MMMA qualifying patients are allowed to cultivate up to 12 marijuana plants as long as they are kept in an enclosed facility away from public view. In this case, incidental amounts of stems, seeds, roots and stalks are not included in the limits. Card holders are allowed to possess up to 2.5 ounces of usable marijuana and usable marijuana equivalents as follows:
- 16 ounces of marijuana-infused products in solid form
- 7 grams of marijuana infused product in gaseous form
- 36 fluid ounces of marijuana-infused product in liquid form
Under the proposal 1 for recreational marijuana, those who have attained the age of 21 or older can legally possess up to 2.5 ounces of marijuana outside of their homes and up to 10 ounces in their homes. Just like with medical marijuana, cultivation of up to 12 cannabis plants in their homes is legal but possession of no more than 15 grams of concentrate is allowed at any given time.

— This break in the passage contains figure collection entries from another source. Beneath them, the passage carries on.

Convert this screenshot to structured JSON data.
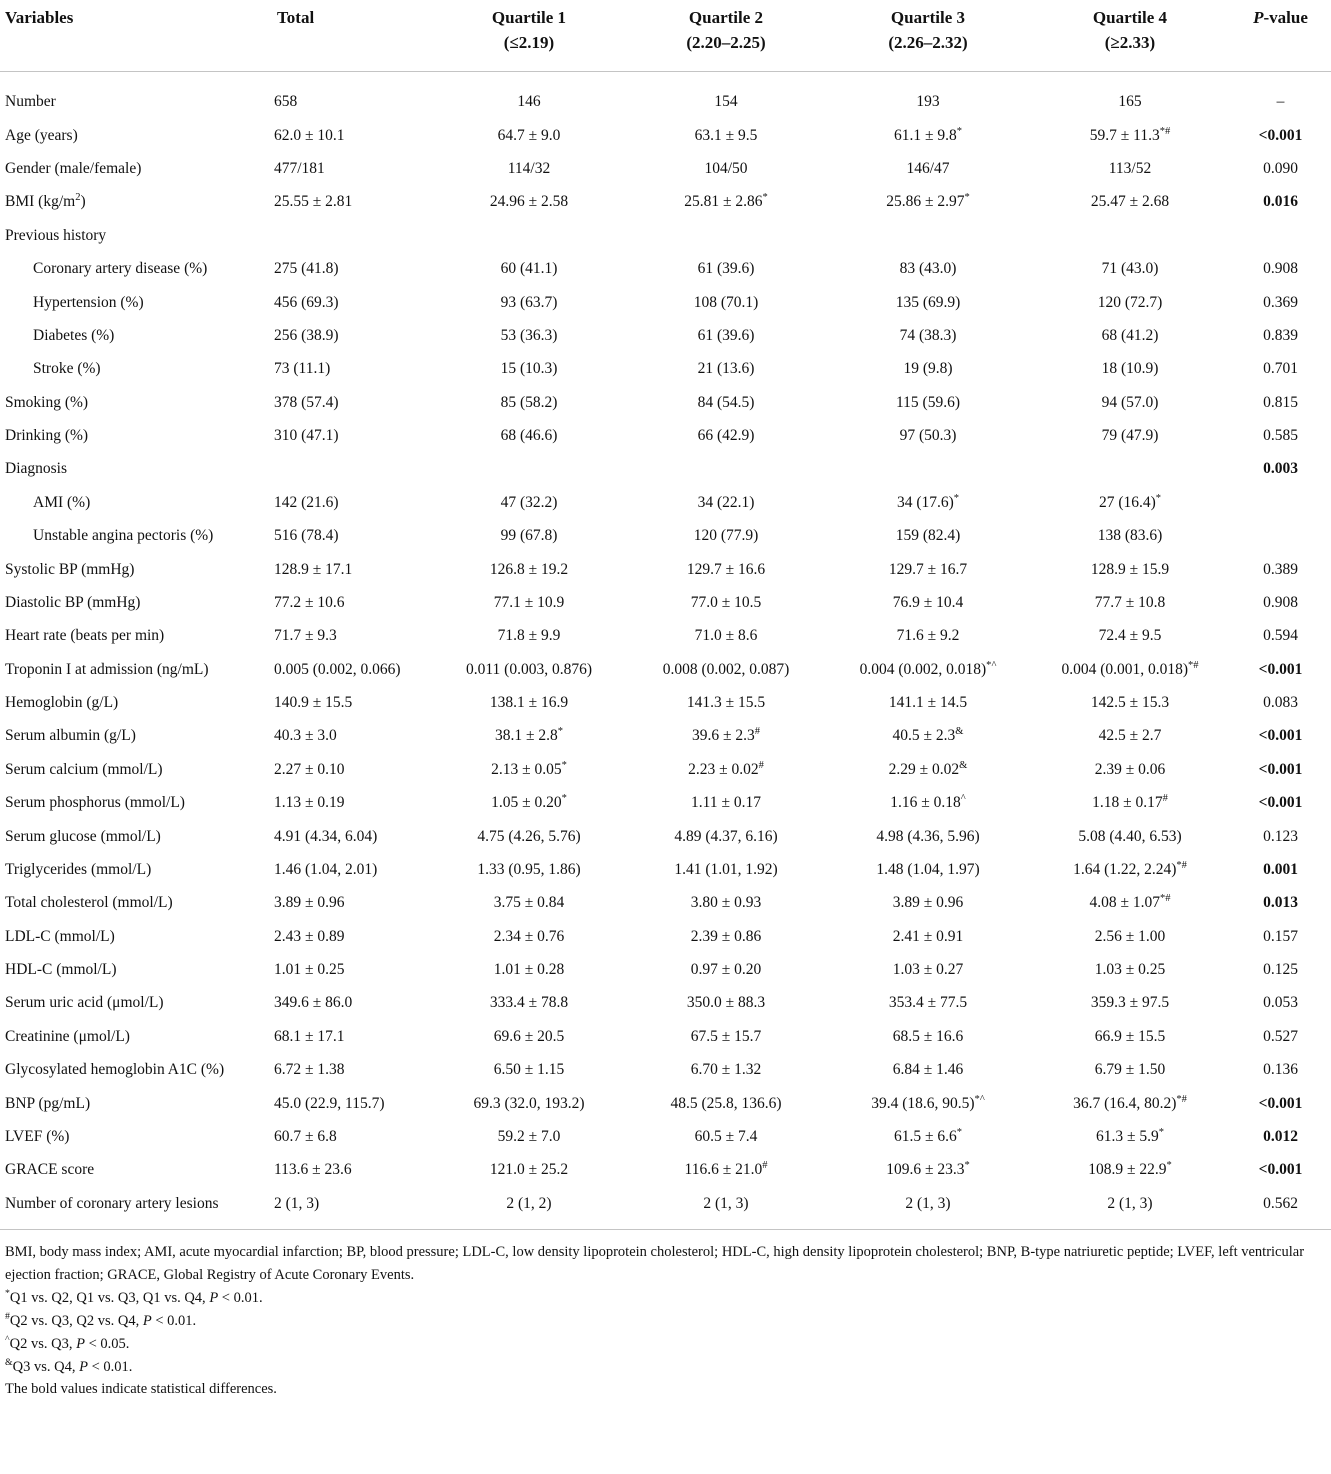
{
  "table": {
    "columns": [
      {
        "label": "Variables",
        "sublabel": ""
      },
      {
        "label": "Total",
        "sublabel": ""
      },
      {
        "label": "Quartile 1",
        "sublabel": "(≤2.19)"
      },
      {
        "label": "Quartile 2",
        "sublabel": "(2.20–2.25)"
      },
      {
        "label": "Quartile 3",
        "sublabel": "(2.26–2.32)"
      },
      {
        "label": "Quartile 4",
        "sublabel": "(≥2.33)"
      },
      {
        "label": "_{P}-value",
        "sublabel": ""
      }
    ],
    "rows": [
      {
        "variable": "Number",
        "cells": [
          "658",
          "146",
          "154",
          "193",
          "165"
        ],
        "p": "–",
        "p_bold": false
      },
      {
        "variable": "Age (years)",
        "cells": [
          "62.0 ± 10.1",
          "64.7 ± 9.0",
          "63.1 ± 9.5",
          "61.1 ± 9.8^{*}",
          "59.7 ± 11.3^{*#}"
        ],
        "p": "<0.001",
        "p_bold": true
      },
      {
        "variable": "Gender (male/female)",
        "cells": [
          "477/181",
          "114/32",
          "104/50",
          "146/47",
          "113/52"
        ],
        "p": "0.090",
        "p_bold": false
      },
      {
        "variable": "BMI (kg/m^{2})",
        "cells": [
          "25.55 ± 2.81",
          "24.96 ± 2.58",
          "25.81 ± 2.86^{*}",
          "25.86 ± 2.97^{*}",
          "25.47 ± 2.68"
        ],
        "p": "0.016",
        "p_bold": true
      },
      {
        "variable": "Previous history",
        "section": true,
        "cells": [
          "",
          "",
          "",
          "",
          ""
        ],
        "p": "",
        "p_bold": false
      },
      {
        "variable": "Coronary artery disease (%)",
        "indent": true,
        "cells": [
          "275 (41.8)",
          "60 (41.1)",
          "61 (39.6)",
          "83 (43.0)",
          "71 (43.0)"
        ],
        "p": "0.908",
        "p_bold": false
      },
      {
        "variable": "Hypertension (%)",
        "indent": true,
        "cells": [
          "456 (69.3)",
          "93 (63.7)",
          "108 (70.1)",
          "135 (69.9)",
          "120 (72.7)"
        ],
        "p": "0.369",
        "p_bold": false
      },
      {
        "variable": "Diabetes (%)",
        "indent": true,
        "cells": [
          "256 (38.9)",
          "53 (36.3)",
          "61 (39.6)",
          "74 (38.3)",
          "68 (41.2)"
        ],
        "p": "0.839",
        "p_bold": false
      },
      {
        "variable": "Stroke (%)",
        "indent": true,
        "cells": [
          "73 (11.1)",
          "15 (10.3)",
          "21 (13.6)",
          "19 (9.8)",
          "18 (10.9)"
        ],
        "p": "0.701",
        "p_bold": false
      },
      {
        "variable": "Smoking (%)",
        "cells": [
          "378 (57.4)",
          "85 (58.2)",
          "84 (54.5)",
          "115 (59.6)",
          "94 (57.0)"
        ],
        "p": "0.815",
        "p_bold": false
      },
      {
        "variable": "Drinking (%)",
        "cells": [
          "310 (47.1)",
          "68 (46.6)",
          "66 (42.9)",
          "97 (50.3)",
          "79 (47.9)"
        ],
        "p": "0.585",
        "p_bold": false
      },
      {
        "variable": "Diagnosis",
        "section": true,
        "cells": [
          "",
          "",
          "",
          "",
          ""
        ],
        "p": "0.003",
        "p_bold": true
      },
      {
        "variable": "AMI (%)",
        "indent": true,
        "cells": [
          "142 (21.6)",
          "47 (32.2)",
          "34 (22.1)",
          "34 (17.6)^{*}",
          "27 (16.4)^{*}"
        ],
        "p": "",
        "p_bold": false
      },
      {
        "variable": "Unstable angina pectoris (%)",
        "indent": true,
        "cells": [
          "516 (78.4)",
          "99 (67.8)",
          "120 (77.9)",
          "159 (82.4)",
          "138 (83.6)"
        ],
        "p": "",
        "p_bold": false
      },
      {
        "variable": "Systolic BP (mmHg)",
        "cells": [
          "128.9 ± 17.1",
          "126.8 ± 19.2",
          "129.7 ± 16.6",
          "129.7 ± 16.7",
          "128.9 ± 15.9"
        ],
        "p": "0.389",
        "p_bold": false
      },
      {
        "variable": "Diastolic BP (mmHg)",
        "cells": [
          "77.2 ± 10.6",
          "77.1 ± 10.9",
          "77.0 ± 10.5",
          "76.9 ± 10.4",
          "77.7 ± 10.8"
        ],
        "p": "0.908",
        "p_bold": false
      },
      {
        "variable": "Heart rate (beats per min)",
        "cells": [
          "71.7 ± 9.3",
          "71.8 ± 9.9",
          "71.0 ± 8.6",
          "71.6 ± 9.2",
          "72.4 ± 9.5"
        ],
        "p": "0.594",
        "p_bold": false
      },
      {
        "variable": "Troponin I at admission (ng/mL)",
        "cells": [
          "0.005 (0.002, 0.066)",
          "0.011 (0.003, 0.876)",
          "0.008 (0.002, 0.087)",
          "0.004 (0.002, 0.018)^{*^}",
          "0.004 (0.001, 0.018)^{*#}"
        ],
        "p": "<0.001",
        "p_bold": true
      },
      {
        "variable": "Hemoglobin (g/L)",
        "cells": [
          "140.9 ± 15.5",
          "138.1 ± 16.9",
          "141.3 ± 15.5",
          "141.1 ± 14.5",
          "142.5 ± 15.3"
        ],
        "p": "0.083",
        "p_bold": false
      },
      {
        "variable": "Serum albumin (g/L)",
        "cells": [
          "40.3 ± 3.0",
          "38.1 ± 2.8^{*}",
          "39.6 ± 2.3^{#}",
          "40.5 ± 2.3^{&}",
          "42.5 ± 2.7"
        ],
        "p": "<0.001",
        "p_bold": true
      },
      {
        "variable": "Serum calcium (mmol/L)",
        "cells": [
          "2.27 ± 0.10",
          "2.13 ± 0.05^{*}",
          "2.23 ± 0.02^{#}",
          "2.29 ± 0.02^{&}",
          "2.39 ± 0.06"
        ],
        "p": "<0.001",
        "p_bold": true
      },
      {
        "variable": "Serum phosphorus (mmol/L)",
        "cells": [
          "1.13 ± 0.19",
          "1.05 ± 0.20^{*}",
          "1.11 ± 0.17",
          "1.16 ± 0.18^{^}",
          "1.18 ± 0.17^{#}"
        ],
        "p": "<0.001",
        "p_bold": true
      },
      {
        "variable": "Serum glucose (mmol/L)",
        "cells": [
          "4.91 (4.34, 6.04)",
          "4.75 (4.26, 5.76)",
          "4.89 (4.37, 6.16)",
          "4.98 (4.36, 5.96)",
          "5.08 (4.40, 6.53)"
        ],
        "p": "0.123",
        "p_bold": false
      },
      {
        "variable": "Triglycerides (mmol/L)",
        "cells": [
          "1.46 (1.04, 2.01)",
          "1.33 (0.95, 1.86)",
          "1.41 (1.01, 1.92)",
          "1.48 (1.04, 1.97)",
          "1.64 (1.22, 2.24)^{*#}"
        ],
        "p": "0.001",
        "p_bold": true
      },
      {
        "variable": "Total cholesterol (mmol/L)",
        "cells": [
          "3.89 ± 0.96",
          "3.75 ± 0.84",
          "3.80 ± 0.93",
          "3.89 ± 0.96",
          "4.08 ± 1.07^{*#}"
        ],
        "p": "0.013",
        "p_bold": true
      },
      {
        "variable": "LDL-C (mmol/L)",
        "cells": [
          "2.43 ± 0.89",
          "2.34 ± 0.76",
          "2.39 ± 0.86",
          "2.41 ± 0.91",
          "2.56 ± 1.00"
        ],
        "p": "0.157",
        "p_bold": false
      },
      {
        "variable": "HDL-C (mmol/L)",
        "cells": [
          "1.01 ± 0.25",
          "1.01 ± 0.28",
          "0.97 ± 0.20",
          "1.03 ± 0.27",
          "1.03 ± 0.25"
        ],
        "p": "0.125",
        "p_bold": false
      },
      {
        "variable": "Serum uric acid (μmol/L)",
        "cells": [
          "349.6 ± 86.0",
          "333.4 ± 78.8",
          "350.0 ± 88.3",
          "353.4 ± 77.5",
          "359.3 ± 97.5"
        ],
        "p": "0.053",
        "p_bold": false
      },
      {
        "variable": "Creatinine (μmol/L)",
        "cells": [
          "68.1 ± 17.1",
          "69.6 ± 20.5",
          "67.5 ± 15.7",
          "68.5 ± 16.6",
          "66.9 ± 15.5"
        ],
        "p": "0.527",
        "p_bold": false
      },
      {
        "variable": "Glycosylated hemoglobin A1C (%)",
        "cells": [
          "6.72 ± 1.38",
          "6.50 ± 1.15",
          "6.70 ± 1.32",
          "6.84 ± 1.46",
          "6.79 ± 1.50"
        ],
        "p": "0.136",
        "p_bold": false
      },
      {
        "variable": "BNP (pg/mL)",
        "cells": [
          "45.0 (22.9, 115.7)",
          "69.3 (32.0, 193.2)",
          "48.5 (25.8, 136.6)",
          "39.4 (18.6, 90.5)^{*^}",
          "36.7 (16.4, 80.2)^{*#}"
        ],
        "p": "<0.001",
        "p_bold": true
      },
      {
        "variable": "LVEF (%)",
        "cells": [
          "60.7 ± 6.8",
          "59.2 ± 7.0",
          "60.5 ± 7.4",
          "61.5 ± 6.6^{*}",
          "61.3 ± 5.9^{*}"
        ],
        "p": "0.012",
        "p_bold": true
      },
      {
        "variable": "GRACE score",
        "cells": [
          "113.6 ± 23.6",
          "121.0 ± 25.2",
          "116.6 ± 21.0^{#}",
          "109.6 ± 23.3^{*}",
          "108.9 ± 22.9^{*}"
        ],
        "p": "<0.001",
        "p_bold": true
      },
      {
        "variable": "Number of coronary artery lesions",
        "cells": [
          "2 (1, 3)",
          "2 (1, 2)",
          "2 (1, 3)",
          "2 (1, 3)",
          "2 (1, 3)"
        ],
        "p": "0.562",
        "p_bold": false
      }
    ],
    "footnotes": [
      {
        "marker": "",
        "text": "BMI, body mass index; AMI, acute myocardial infarction; BP, blood pressure; LDL-C, low density lipoprotein cholesterol; HDL-C, high density lipoprotein cholesterol; BNP, B-type natriuretic peptide; LVEF, left ventricular ejection fraction; GRACE, Global Registry of Acute Coronary Events."
      },
      {
        "marker": "*",
        "text": "Q1 vs. Q2, Q1 vs. Q3, Q1 vs. Q4, _{P} < 0.01."
      },
      {
        "marker": "#",
        "text": "Q2 vs. Q3, Q2 vs. Q4, _{P} < 0.01."
      },
      {
        "marker": "^",
        "text": "Q2 vs. Q3, _{P} < 0.05."
      },
      {
        "marker": "&",
        "text": "Q3 vs. Q4, _{P} < 0.01."
      },
      {
        "marker": "",
        "text": "The bold values indicate statistical differences."
      }
    ]
  }
}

Medical marijuana is allowed as long as the patients follow the provisions provided under the MMMA act. Although recreational marijuana is legal, one cannot use it everywhere. Consumption is limited to private places away from public view. Driving under the influence of marijuana is also strictly prohibited under both laws. Violators are subject to heavy civil fines or even jail terms as punishment.
Dispensaries regulate marijuana sales based on laws and regulations of the local jurisdiction where the dispensary is located. The permitted amount is 2.5 ounces for both MMMA patients and recreational users although the availability of recreational sales is still limited during this early stage of roll out.
The transportation of marijuana and marijuana infused products in general is now legal in Michigan. However, they should be transported in sealed and labeled packages in the trunk of the car. In case the trunk is unavailable, the marijuana should be located in a place that is not easily accessible inside the vehicle. Failure to this, the user is liable to a civil fine of up to $250.
Export to other states
When it comes to the export of marijuana, all forms of export either through mail, driving, shipping, boating or flying is illegal to under both the MMMA and proposal 1 laws. Medical marijuana cannot be sold or transferred to anyone from either in or outside the state of Michigan since they are meant to be used by the patient only.
In summary, the use of marijuana is decriminalized but is subject to regulation both under the MMMA and Proposal 1 laws. In both cases, possession is not a felony under any conditions. Cultivation is legal but with limitations in terms of the number of plants and the growing space. Transportation is legal while prescriptions don’t require specific medical conditions under proposal 1. The legal possession amount is also limited but the THC is not limited.